Spontaneous resolution of focal eosinophilic myositis of the adductor pollicis complicated by lung lesions
Published in Modern Rheumatology Case Reports, 2020
Sayuri Yamashita, Hidenaga Kawasumi, Makiko Kimura, Mutsuto Tateishi
The present case also had pulmonary lesions. Most FEM patients do not appear to have systemic manifestations [5]; in contrast, patients with eosinophilic polymyositis and eosinophilic perimyositis have systemic symptoms (most commonly fever and gastrointestinal symptoms). To the best of our knowledge, this is the second report of FEM complicated by pulmonary lesions. The first patient had a pleural effusion (patient 10 in Table 2), whereas the present patient had GGO detected on chest CT. FEM complicated by GGO has not been previously reported.
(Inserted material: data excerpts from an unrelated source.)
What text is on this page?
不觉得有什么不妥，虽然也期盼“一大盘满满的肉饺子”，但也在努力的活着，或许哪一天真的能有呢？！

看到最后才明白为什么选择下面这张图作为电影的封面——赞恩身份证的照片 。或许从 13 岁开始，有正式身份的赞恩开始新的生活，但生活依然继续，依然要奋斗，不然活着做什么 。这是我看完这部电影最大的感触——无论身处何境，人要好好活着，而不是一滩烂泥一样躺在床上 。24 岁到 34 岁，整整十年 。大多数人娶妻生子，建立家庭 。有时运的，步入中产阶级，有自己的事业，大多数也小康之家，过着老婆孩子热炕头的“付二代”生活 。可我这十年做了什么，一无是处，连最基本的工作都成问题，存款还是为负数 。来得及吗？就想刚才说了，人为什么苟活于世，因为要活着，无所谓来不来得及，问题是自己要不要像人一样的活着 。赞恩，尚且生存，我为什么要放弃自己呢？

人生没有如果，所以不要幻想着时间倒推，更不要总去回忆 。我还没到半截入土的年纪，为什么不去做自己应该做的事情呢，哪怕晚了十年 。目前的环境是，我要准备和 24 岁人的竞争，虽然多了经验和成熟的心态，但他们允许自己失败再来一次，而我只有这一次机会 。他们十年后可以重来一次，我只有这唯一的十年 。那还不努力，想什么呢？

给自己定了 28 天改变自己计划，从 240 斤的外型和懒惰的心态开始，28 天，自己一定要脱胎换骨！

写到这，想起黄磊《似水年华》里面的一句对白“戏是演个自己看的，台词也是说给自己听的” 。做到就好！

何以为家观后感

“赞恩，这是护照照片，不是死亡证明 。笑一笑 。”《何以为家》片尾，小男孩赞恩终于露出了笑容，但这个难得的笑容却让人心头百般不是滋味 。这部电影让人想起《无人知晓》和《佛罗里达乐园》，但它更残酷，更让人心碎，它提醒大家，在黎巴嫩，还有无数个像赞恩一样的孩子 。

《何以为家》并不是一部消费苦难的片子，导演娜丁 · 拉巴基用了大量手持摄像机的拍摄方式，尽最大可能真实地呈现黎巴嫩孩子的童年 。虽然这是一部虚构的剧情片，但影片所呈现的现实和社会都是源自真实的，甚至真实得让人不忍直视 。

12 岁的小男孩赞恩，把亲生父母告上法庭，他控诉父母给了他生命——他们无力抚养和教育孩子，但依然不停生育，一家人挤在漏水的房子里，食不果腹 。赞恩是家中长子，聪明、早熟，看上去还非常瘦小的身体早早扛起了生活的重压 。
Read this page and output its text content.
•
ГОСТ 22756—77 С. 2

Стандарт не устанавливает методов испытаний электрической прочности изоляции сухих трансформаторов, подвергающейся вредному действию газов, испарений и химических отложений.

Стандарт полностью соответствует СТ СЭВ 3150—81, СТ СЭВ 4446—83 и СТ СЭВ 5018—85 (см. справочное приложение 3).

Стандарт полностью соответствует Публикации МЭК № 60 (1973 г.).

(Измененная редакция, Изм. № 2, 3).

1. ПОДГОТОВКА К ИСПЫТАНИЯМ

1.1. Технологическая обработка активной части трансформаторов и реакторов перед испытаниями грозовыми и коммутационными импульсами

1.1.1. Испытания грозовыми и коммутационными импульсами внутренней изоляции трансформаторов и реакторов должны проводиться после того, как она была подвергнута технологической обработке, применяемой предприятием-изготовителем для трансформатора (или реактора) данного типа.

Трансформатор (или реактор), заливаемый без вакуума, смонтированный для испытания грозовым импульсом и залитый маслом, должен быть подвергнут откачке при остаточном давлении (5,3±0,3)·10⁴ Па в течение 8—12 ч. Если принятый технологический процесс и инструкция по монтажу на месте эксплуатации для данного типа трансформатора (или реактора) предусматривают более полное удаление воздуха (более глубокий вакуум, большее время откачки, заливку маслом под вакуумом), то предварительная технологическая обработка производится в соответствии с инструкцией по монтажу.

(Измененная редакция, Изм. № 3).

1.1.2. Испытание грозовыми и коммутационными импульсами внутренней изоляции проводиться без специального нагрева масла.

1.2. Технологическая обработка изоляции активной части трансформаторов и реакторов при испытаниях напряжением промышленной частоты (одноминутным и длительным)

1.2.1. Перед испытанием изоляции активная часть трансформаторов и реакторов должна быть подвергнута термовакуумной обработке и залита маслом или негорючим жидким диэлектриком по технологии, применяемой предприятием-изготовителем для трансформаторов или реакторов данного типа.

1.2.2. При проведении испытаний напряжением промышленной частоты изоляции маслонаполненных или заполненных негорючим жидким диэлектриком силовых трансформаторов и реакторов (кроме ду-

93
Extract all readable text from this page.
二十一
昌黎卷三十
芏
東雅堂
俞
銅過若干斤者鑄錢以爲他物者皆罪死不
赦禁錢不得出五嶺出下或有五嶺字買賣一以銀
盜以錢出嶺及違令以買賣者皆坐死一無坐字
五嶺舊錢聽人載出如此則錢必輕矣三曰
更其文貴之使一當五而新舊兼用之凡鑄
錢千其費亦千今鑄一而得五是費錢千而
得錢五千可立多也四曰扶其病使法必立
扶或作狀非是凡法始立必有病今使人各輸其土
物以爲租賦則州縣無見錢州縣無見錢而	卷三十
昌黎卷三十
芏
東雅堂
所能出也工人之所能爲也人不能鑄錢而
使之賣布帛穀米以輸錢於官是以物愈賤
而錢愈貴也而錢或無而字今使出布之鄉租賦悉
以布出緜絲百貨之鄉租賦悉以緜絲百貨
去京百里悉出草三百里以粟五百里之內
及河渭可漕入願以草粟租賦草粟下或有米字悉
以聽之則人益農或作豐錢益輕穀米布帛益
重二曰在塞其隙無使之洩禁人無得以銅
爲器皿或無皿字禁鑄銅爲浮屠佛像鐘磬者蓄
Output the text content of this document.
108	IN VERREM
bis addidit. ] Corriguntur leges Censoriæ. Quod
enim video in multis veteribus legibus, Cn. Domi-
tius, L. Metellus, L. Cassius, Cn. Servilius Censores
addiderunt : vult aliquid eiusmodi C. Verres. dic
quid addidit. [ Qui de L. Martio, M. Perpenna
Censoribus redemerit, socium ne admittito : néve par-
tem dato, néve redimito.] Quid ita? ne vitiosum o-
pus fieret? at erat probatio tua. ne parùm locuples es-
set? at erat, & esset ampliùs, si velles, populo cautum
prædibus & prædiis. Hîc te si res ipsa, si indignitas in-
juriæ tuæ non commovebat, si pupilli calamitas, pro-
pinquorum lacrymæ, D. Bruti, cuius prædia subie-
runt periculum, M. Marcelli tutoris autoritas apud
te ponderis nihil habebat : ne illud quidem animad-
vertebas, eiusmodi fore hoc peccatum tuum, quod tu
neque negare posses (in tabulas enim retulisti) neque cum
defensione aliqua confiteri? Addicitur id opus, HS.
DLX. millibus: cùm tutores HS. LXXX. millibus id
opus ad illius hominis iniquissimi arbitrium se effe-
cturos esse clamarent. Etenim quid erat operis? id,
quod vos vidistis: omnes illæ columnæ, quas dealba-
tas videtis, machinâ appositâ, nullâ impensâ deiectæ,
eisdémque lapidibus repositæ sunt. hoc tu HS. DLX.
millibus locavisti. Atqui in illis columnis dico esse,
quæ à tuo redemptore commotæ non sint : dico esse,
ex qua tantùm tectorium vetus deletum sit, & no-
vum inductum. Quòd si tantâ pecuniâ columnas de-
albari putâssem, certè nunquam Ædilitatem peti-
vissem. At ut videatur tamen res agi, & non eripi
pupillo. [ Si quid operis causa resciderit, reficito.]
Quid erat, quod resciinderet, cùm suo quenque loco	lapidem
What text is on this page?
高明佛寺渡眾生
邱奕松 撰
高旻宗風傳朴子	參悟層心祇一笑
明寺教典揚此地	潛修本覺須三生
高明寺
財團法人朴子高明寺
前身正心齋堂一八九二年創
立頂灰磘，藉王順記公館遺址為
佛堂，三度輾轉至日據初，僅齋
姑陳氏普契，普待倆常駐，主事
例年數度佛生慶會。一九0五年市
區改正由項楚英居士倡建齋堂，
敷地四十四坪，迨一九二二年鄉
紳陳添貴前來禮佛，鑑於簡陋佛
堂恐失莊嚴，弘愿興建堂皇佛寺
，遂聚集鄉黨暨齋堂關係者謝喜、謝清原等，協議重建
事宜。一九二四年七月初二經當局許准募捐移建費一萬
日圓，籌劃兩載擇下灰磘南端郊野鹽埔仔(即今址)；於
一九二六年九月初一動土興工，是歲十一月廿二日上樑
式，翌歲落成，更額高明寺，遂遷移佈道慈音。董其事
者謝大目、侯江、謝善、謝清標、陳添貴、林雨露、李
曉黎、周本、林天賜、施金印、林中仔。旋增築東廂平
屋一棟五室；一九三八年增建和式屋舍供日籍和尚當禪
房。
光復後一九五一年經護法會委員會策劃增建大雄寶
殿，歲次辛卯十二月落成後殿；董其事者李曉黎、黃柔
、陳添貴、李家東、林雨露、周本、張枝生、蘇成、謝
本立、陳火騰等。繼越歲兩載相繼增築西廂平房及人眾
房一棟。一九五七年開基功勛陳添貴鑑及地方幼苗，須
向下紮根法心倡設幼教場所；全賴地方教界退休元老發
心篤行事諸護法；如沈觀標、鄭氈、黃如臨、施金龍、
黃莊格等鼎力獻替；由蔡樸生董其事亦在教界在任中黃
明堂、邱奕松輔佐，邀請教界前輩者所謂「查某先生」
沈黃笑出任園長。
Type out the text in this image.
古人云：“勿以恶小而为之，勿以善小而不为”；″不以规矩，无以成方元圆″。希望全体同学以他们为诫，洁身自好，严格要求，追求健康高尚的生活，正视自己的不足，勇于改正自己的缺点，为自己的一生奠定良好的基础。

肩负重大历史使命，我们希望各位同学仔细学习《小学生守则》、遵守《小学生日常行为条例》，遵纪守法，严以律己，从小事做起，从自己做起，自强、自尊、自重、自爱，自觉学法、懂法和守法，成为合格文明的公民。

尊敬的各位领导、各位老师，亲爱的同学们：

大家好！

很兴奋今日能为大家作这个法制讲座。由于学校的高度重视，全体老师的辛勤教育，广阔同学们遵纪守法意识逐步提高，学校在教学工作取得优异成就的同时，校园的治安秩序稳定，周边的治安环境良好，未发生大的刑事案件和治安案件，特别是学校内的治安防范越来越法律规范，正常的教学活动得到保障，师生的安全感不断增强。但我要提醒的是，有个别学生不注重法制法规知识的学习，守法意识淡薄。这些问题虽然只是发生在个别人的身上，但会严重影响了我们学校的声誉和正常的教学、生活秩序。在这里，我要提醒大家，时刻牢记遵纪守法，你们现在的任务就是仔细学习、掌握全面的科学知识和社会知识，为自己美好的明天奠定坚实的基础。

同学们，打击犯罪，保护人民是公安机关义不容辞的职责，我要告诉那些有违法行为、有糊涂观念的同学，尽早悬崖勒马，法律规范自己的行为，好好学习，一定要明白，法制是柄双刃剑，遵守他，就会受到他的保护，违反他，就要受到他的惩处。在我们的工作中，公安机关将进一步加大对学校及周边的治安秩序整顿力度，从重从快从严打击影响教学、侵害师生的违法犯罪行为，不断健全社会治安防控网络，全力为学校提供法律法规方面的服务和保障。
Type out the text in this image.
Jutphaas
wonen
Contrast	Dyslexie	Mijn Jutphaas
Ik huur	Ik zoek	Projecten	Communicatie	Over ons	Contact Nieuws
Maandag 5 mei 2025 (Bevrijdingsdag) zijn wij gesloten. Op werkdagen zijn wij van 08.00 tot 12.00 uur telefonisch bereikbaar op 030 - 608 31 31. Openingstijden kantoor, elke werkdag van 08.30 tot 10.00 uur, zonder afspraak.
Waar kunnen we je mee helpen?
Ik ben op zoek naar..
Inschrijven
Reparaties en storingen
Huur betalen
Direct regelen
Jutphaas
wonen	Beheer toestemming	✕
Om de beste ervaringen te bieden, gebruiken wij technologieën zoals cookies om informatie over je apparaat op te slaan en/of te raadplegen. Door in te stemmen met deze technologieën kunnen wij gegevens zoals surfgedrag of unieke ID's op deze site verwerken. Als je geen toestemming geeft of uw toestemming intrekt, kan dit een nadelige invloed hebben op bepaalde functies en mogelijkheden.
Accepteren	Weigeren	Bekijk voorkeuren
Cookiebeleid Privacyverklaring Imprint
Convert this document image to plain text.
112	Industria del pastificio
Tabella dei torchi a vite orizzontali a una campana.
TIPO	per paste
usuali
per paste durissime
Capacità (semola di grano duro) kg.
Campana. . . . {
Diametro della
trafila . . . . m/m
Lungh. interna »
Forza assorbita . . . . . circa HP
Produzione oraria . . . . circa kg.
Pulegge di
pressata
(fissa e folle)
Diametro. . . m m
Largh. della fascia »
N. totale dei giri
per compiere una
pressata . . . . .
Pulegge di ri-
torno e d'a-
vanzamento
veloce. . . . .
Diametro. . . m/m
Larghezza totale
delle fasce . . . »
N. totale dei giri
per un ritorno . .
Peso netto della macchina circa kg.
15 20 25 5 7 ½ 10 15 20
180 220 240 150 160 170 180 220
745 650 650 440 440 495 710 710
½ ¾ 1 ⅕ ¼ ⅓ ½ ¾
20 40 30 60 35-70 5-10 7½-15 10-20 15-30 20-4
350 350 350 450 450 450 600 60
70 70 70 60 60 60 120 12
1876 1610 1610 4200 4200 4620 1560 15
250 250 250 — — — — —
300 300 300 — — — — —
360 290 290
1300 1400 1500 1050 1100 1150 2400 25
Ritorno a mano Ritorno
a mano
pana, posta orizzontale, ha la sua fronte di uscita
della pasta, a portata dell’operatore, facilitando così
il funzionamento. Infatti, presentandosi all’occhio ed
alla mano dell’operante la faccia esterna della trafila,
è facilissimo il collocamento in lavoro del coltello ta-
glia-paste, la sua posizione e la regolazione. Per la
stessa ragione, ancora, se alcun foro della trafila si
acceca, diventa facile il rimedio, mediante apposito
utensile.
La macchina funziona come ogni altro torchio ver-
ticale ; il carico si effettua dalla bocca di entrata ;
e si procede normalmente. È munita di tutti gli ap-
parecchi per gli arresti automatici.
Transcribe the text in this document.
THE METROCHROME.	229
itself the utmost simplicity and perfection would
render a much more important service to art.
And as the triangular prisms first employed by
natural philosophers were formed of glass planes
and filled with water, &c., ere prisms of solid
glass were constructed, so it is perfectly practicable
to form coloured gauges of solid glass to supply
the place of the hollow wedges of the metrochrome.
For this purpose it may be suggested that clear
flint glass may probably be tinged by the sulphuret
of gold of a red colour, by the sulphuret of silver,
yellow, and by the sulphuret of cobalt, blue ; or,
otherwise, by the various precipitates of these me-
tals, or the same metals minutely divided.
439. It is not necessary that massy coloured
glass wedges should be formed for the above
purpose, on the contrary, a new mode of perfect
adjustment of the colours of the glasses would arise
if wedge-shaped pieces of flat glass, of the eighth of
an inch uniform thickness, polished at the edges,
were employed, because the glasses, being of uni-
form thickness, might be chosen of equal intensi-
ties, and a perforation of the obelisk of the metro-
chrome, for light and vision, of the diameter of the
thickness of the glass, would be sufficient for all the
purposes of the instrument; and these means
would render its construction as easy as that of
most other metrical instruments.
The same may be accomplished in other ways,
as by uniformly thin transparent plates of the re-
In contrast, about half of patients with polymyositis and dermatomyositis exhibit interstitial lung disease (ILD) [14]. Pulmonary lesions in polymyositis and dermatomyositis negatively affect life expectancy, and require management with glucocorticoids or immunosuppressive agents [14]. Idiopathic acute eosinophilic pneumonia, which presents as lung eosinophilia, also requires systemic glucocorticoids [15]. A few cases of mesalazine-induced eosinophilic pneumonia have been previously reported [16–18]. Pulmonary symptoms appeared 1–10 months after initiation of mesalazine treatment, and resolved after discontinuation of mesalazine. In the present case, FEM and GGO also disappeared, despite continuation of mesalazine. While mesalazine-induced eosinophilic pneumonia could be ruled out, an allergy to unknown antigen was suggested. With respect to treatment, myositis in the present patient improved without treatment. We watched the patient without glucocorticoids because no symptoms were found other than the swelling of the left hand at the time when the patient was admitted to our hospital. Myositis in FEM has been reported to resolve spontaneously; however, relapses can occur even years after the initial manifestation [2]. Rapid responses to glucocorticoids have also been reported, and some patients with FEM received NSAIDs. In our literature review (Table 2), 7 of 11 patients received glucocorticoids. In the present case, both myositis and lung lesions improved spontaneously. Further studies are required to determine whether patients with FEM require therapeutic intervention.